Battery health is a growing issue as battery raw materials get more expensive and trade restrictions obstruct the supply chains. Long battery life will reduce both costs and the environmental impact. Chemists have now invented ‘battery medicines’ to extend the healthy performance curve of batteries. US Argonne National Laboratory is using machine learning to increase the lifespan of batteries.
Argonne researchers have studied how known electrolyte additives will affect battery health and performance. Through machine learning they have been able to predict combinations that prolong the life of the battery and increase the capacity. This could be compared to medicine to cure the diseases of batteries, caused by malfunctions in the chemistry applied.
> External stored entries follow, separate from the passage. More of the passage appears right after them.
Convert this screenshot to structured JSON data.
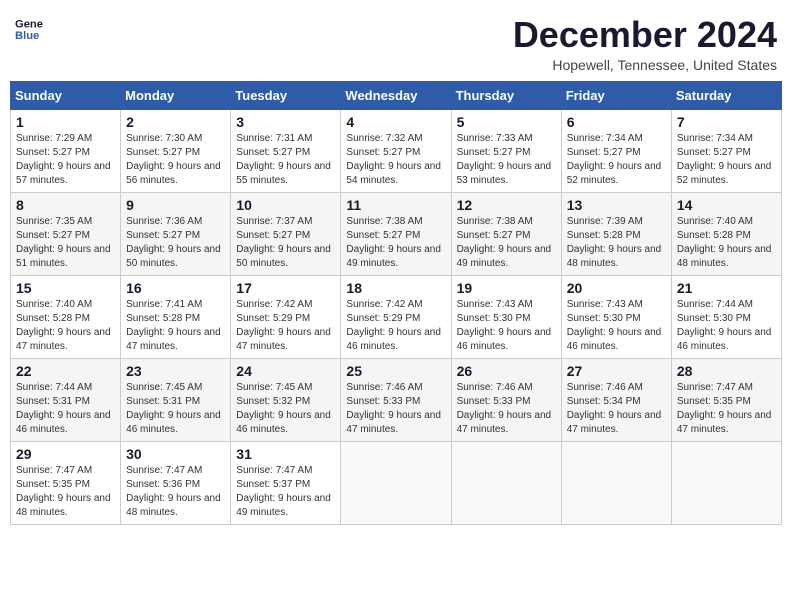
{
  "header": {
    "logo_line1": "General",
    "logo_line2": "Blue",
    "month_title": "December 2024",
    "location": "Hopewell, Tennessee, United States"
  },
  "weekdays": [
    "Sunday",
    "Monday",
    "Tuesday",
    "Wednesday",
    "Thursday",
    "Friday",
    "Saturday"
  ],
  "weeks": [
    [
      {
        "day": "1",
        "sunrise": "7:29 AM",
        "sunset": "5:27 PM",
        "daylight": "9 hours and 57 minutes."
      },
      {
        "day": "2",
        "sunrise": "7:30 AM",
        "sunset": "5:27 PM",
        "daylight": "9 hours and 56 minutes."
      },
      {
        "day": "3",
        "sunrise": "7:31 AM",
        "sunset": "5:27 PM",
        "daylight": "9 hours and 55 minutes."
      },
      {
        "day": "4",
        "sunrise": "7:32 AM",
        "sunset": "5:27 PM",
        "daylight": "9 hours and 54 minutes."
      },
      {
        "day": "5",
        "sunrise": "7:33 AM",
        "sunset": "5:27 PM",
        "daylight": "9 hours and 53 minutes."
      },
      {
        "day": "6",
        "sunrise": "7:34 AM",
        "sunset": "5:27 PM",
        "daylight": "9 hours and 52 minutes."
      },
      {
        "day": "7",
        "sunrise": "7:34 AM",
        "sunset": "5:27 PM",
        "daylight": "9 hours and 52 minutes."
      }
    ],
    [
      {
        "day": "8",
        "sunrise": "7:35 AM",
        "sunset": "5:27 PM",
        "daylight": "9 hours and 51 minutes."
      },
      {
        "day": "9",
        "sunrise": "7:36 AM",
        "sunset": "5:27 PM",
        "daylight": "9 hours and 50 minutes."
      },
      {
        "day": "10",
        "sunrise": "7:37 AM",
        "sunset": "5:27 PM",
        "daylight": "9 hours and 50 minutes."
      },
      {
        "day": "11",
        "sunrise": "7:38 AM",
        "sunset": "5:27 PM",
        "daylight": "9 hours and 49 minutes."
      },
      {
        "day": "12",
        "sunrise": "7:38 AM",
        "sunset": "5:27 PM",
        "daylight": "9 hours and 49 minutes."
      },
      {
        "day": "13",
        "sunrise": "7:39 AM",
        "sunset": "5:28 PM",
        "daylight": "9 hours and 48 minutes."
      },
      {
        "day": "14",
        "sunrise": "7:40 AM",
        "sunset": "5:28 PM",
        "daylight": "9 hours and 48 minutes."
      }
    ],
    [
      {
        "day": "15",
        "sunrise": "7:40 AM",
        "sunset": "5:28 PM",
        "daylight": "9 hours and 47 minutes."
      },
      {
        "day": "16",
        "sunrise": "7:41 AM",
        "sunset": "5:28 PM",
        "daylight": "9 hours and 47 minutes."
      },
      {
        "day": "17",
        "sunrise": "7:42 AM",
        "sunset": "5:29 PM",
        "daylight": "9 hours and 47 minutes."
      },
      {
        "day": "18",
        "sunrise": "7:42 AM",
        "sunset": "5:29 PM",
        "daylight": "9 hours and 46 minutes."
      },
      {
        "day": "19",
        "sunrise": "7:43 AM",
        "sunset": "5:30 PM",
        "daylight": "9 hours and 46 minutes."
      },
      {
        "day": "20",
        "sunrise": "7:43 AM",
        "sunset": "5:30 PM",
        "daylight": "9 hours and 46 minutes."
      },
      {
        "day": "21",
        "sunrise": "7:44 AM",
        "sunset": "5:30 PM",
        "daylight": "9 hours and 46 minutes."
      }
    ],
    [
      {
        "day": "22",
        "sunrise": "7:44 AM",
        "sunset": "5:31 PM",
        "daylight": "9 hours and 46 minutes."
      },
      {
        "day": "23",
        "sunrise": "7:45 AM",
        "sunset": "5:31 PM",
        "daylight": "9 hours and 46 minutes."
      },
      {
        "day": "24",
        "sunrise": "7:45 AM",
        "sunset": "5:32 PM",
        "daylight": "9 hours and 46 minutes."
      },
      {
        "day": "25",
        "sunrise": "7:46 AM",
        "sunset": "5:33 PM",
        "daylight": "9 hours and 47 minutes."
      },
      {
        "day": "26",
        "sunrise": "7:46 AM",
        "sunset": "5:33 PM",
        "daylight": "9 hours and 47 minutes."
      },
      {
        "day": "27",
        "sunrise": "7:46 AM",
        "sunset": "5:34 PM",
        "daylight": "9 hours and 47 minutes."
      },
      {
        "day": "28",
        "sunrise": "7:47 AM",
        "sunset": "5:35 PM",
        "daylight": "9 hours and 47 minutes."
      }
    ],
    [
      {
        "day": "29",
        "sunrise": "7:47 AM",
        "sunset": "5:35 PM",
        "daylight": "9 hours and 48 minutes."
      },
      {
        "day": "30",
        "sunrise": "7:47 AM",
        "sunset": "5:36 PM",
        "daylight": "9 hours and 48 minutes."
      },
      {
        "day": "31",
        "sunrise": "7:47 AM",
        "sunset": "5:37 PM",
        "daylight": "9 hours and 49 minutes."
      },
      null,
      null,
      null,
      null
    ]
  ],
  "labels": {
    "sunrise": "Sunrise:",
    "sunset": "Sunset:",
    "daylight": "Daylight:"
  }
}
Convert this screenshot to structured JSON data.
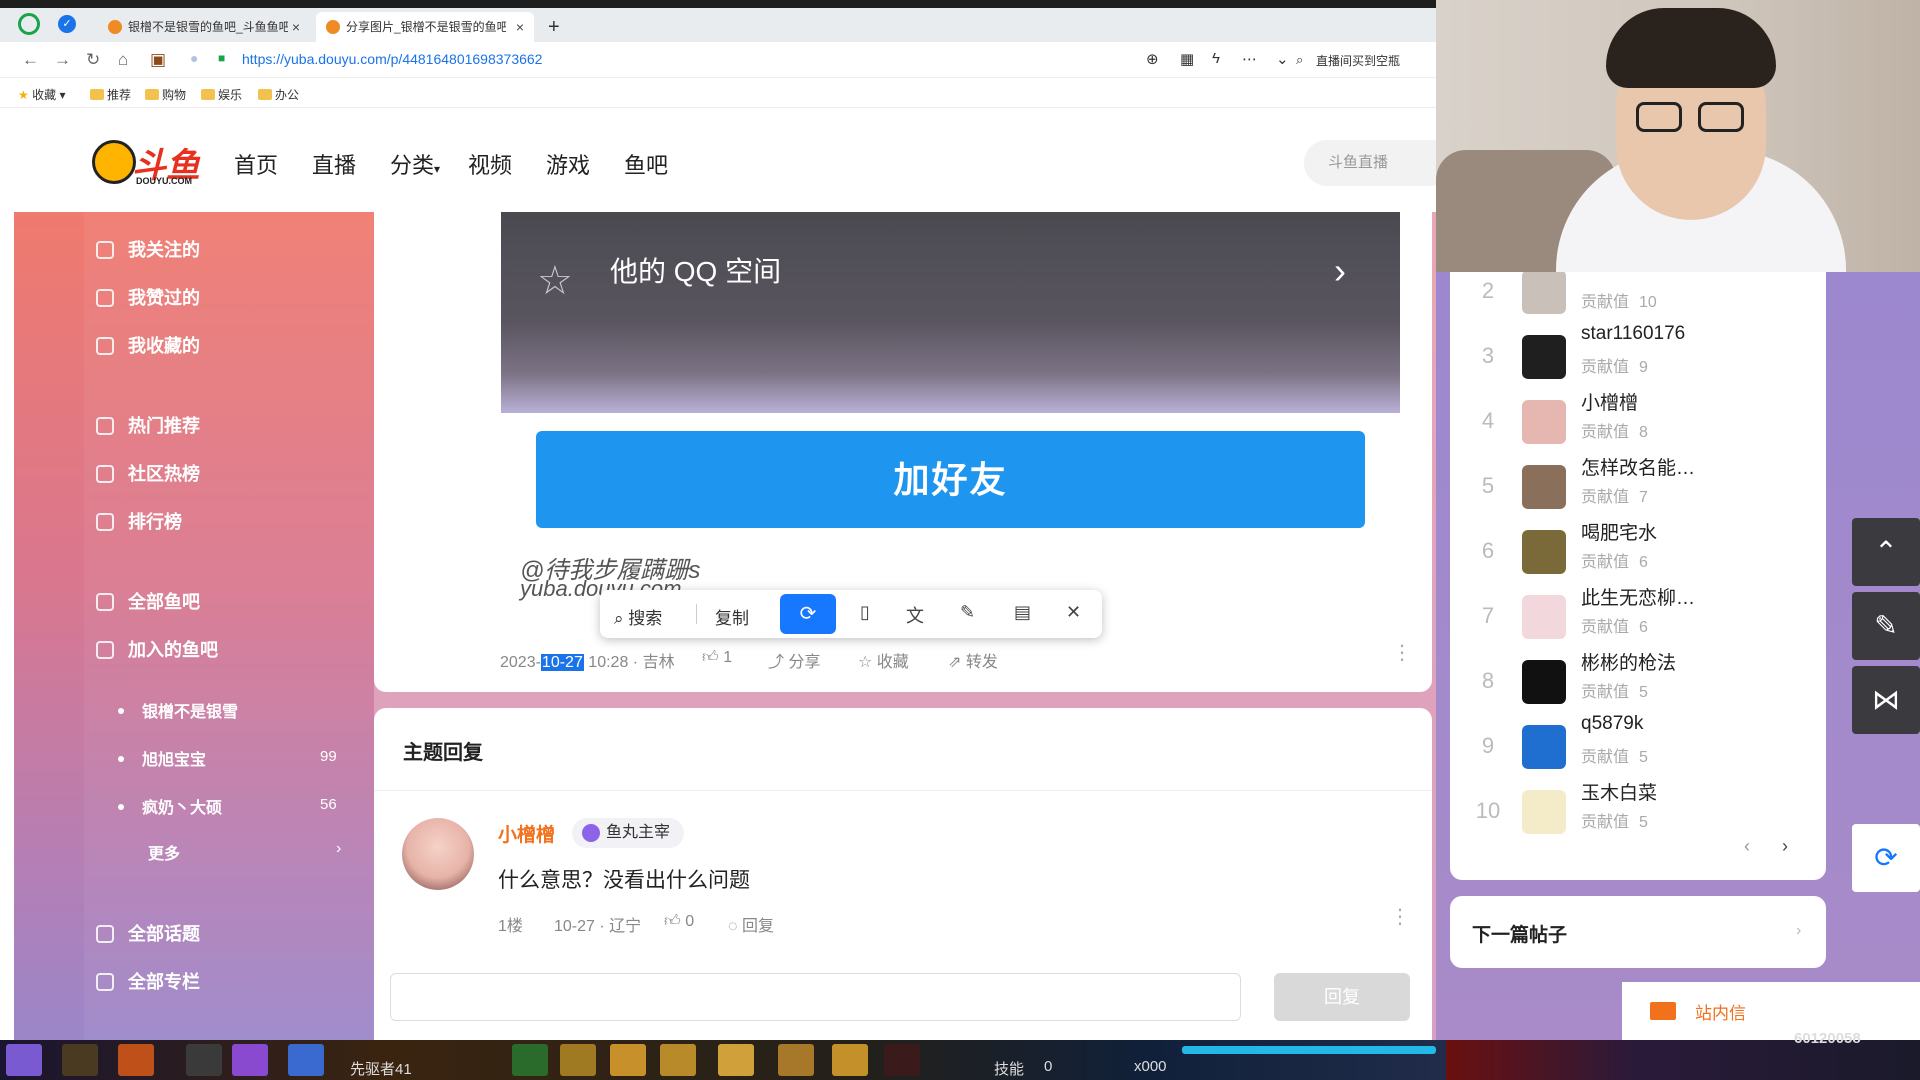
{
  "browser": {
    "tabs": [
      {
        "title": "银橧不是银雪的鱼吧_斗鱼鱼吧",
        "active": false
      },
      {
        "title": "分享图片_银橧不是银雪的鱼吧",
        "active": true
      }
    ],
    "new_tab": "+",
    "url": "https://yuba.douyu.com/p/448164801698373662",
    "right_search": "直播间买到空瓶",
    "bookmarks": [
      "收藏",
      "推荐",
      "购物",
      "娱乐",
      "办公"
    ]
  },
  "site": {
    "logo_text": "斗鱼",
    "logo_sub": "DOUYU.COM",
    "nav": [
      "首页",
      "直播",
      "分类",
      "视频",
      "游戏",
      "鱼吧"
    ],
    "nav_dropdown_mark": "▾",
    "search_placeholder": "斗鱼直播"
  },
  "sidebar": {
    "items_top": [
      "我关注的",
      "我赞过的",
      "我收藏的"
    ],
    "items_mid": [
      "热门推荐",
      "社区热榜",
      "排行榜"
    ],
    "items_bars": [
      "全部鱼吧",
      "加入的鱼吧"
    ],
    "joined": [
      {
        "name": "银橧不是银雪",
        "count": ""
      },
      {
        "name": "旭旭宝宝",
        "count": "99"
      },
      {
        "name": "疯奶丶大硕",
        "count": "56"
      }
    ],
    "more": "更多",
    "more_chevron": "›",
    "items_bottom": [
      "全部话题",
      "全部专栏"
    ]
  },
  "post": {
    "qq_title": "他的 QQ 空间",
    "qq_chevron": "›",
    "add_friend": "加好友",
    "watermark_line1": "@待我步履蹒跚s",
    "watermark_line2": "yuba.douyu.com",
    "meta": {
      "date_prefix": "2023-",
      "date_selected": "10-27",
      "time": "10:28",
      "location": "· 吉林",
      "likes": "1",
      "share": "分享",
      "collect": "收藏",
      "forward": "转发"
    }
  },
  "selection_popup": {
    "search": "搜索",
    "copy": "复制",
    "close": "✕"
  },
  "replies": {
    "title": "主题回复",
    "items": [
      {
        "name": "小橧橧",
        "badge": "鱼丸主宰",
        "text": "什么意思？没看出什么问题",
        "floor": "1楼",
        "date": "10-27 · 辽宁",
        "likes": "0",
        "reply": "回复"
      }
    ],
    "submit": "回复"
  },
  "ranking": {
    "score_label": "贡献值",
    "entries": [
      {
        "rank": "2",
        "name": "",
        "score": "10",
        "color": "#c9c1b9"
      },
      {
        "rank": "3",
        "name": "star1160176",
        "score": "9",
        "color": "#1f1f1f"
      },
      {
        "rank": "4",
        "name": "小橧橧",
        "score": "8",
        "color": "#e6b7b0"
      },
      {
        "rank": "5",
        "name": "怎样改名能…",
        "score": "7",
        "color": "#8a6f5a"
      },
      {
        "rank": "6",
        "name": "喝肥宅水",
        "score": "6",
        "color": "#7a6a3a"
      },
      {
        "rank": "7",
        "name": "此生无恋柳…",
        "score": "6",
        "color": "#f2d8dc"
      },
      {
        "rank": "8",
        "name": "彬彬的枪法",
        "score": "5",
        "color": "#111111"
      },
      {
        "rank": "9",
        "name": "q5879k",
        "score": "5",
        "color": "#1e6fd0"
      },
      {
        "rank": "10",
        "name": "玉木白菜",
        "score": "5",
        "color": "#f4ecc8"
      }
    ],
    "prev": "‹",
    "next": "›"
  },
  "next_post": {
    "title": "下一篇帖子",
    "chevron": "›"
  },
  "mail": {
    "label": "站内信"
  },
  "gamebar": {
    "text1": "先驱者41",
    "text2": "技能",
    "text3": "0",
    "text4": "x000",
    "text5": "60120058"
  },
  "colors": {
    "accent_blue": "#1e96f0",
    "douyu_orange": "#f2711c",
    "douyu_red": "#e8301f"
  }
}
The researchers trained models to forecast key battery health metrics, like resistance and energy capacity, and applied these models to suggest new additive combinations for testing.
One example is LiNi0.5Mn1.5O4 batteries, known as LNMO, which operate at a high voltage and offer significant advantages to traditional batteries. They have a higher energy capacity and eliminate the need for cobalt, a critical material associated with supply chain concerns, but this battery also presents significant challenges. Cell phone batteries and individual electric vehicle cells typically operate at low voltage, around four volts. But an LNMO battery operating at five volts far exceeds the stability limit of any known electrolyte.
“High voltage usually indicates high energy density,” explained Chen Liao, an Argonne chemist and senior scientist at the University of Chicago. Introducing an electrolyte additive to the LNMO battery could help limit decomposition and improve battery performance. An ideal additive decomposes during the first few battery cycles, forming a stable interface on both electrode interfaces.
“Think of an additive like medicine,” Liao said. “It makes the battery better.”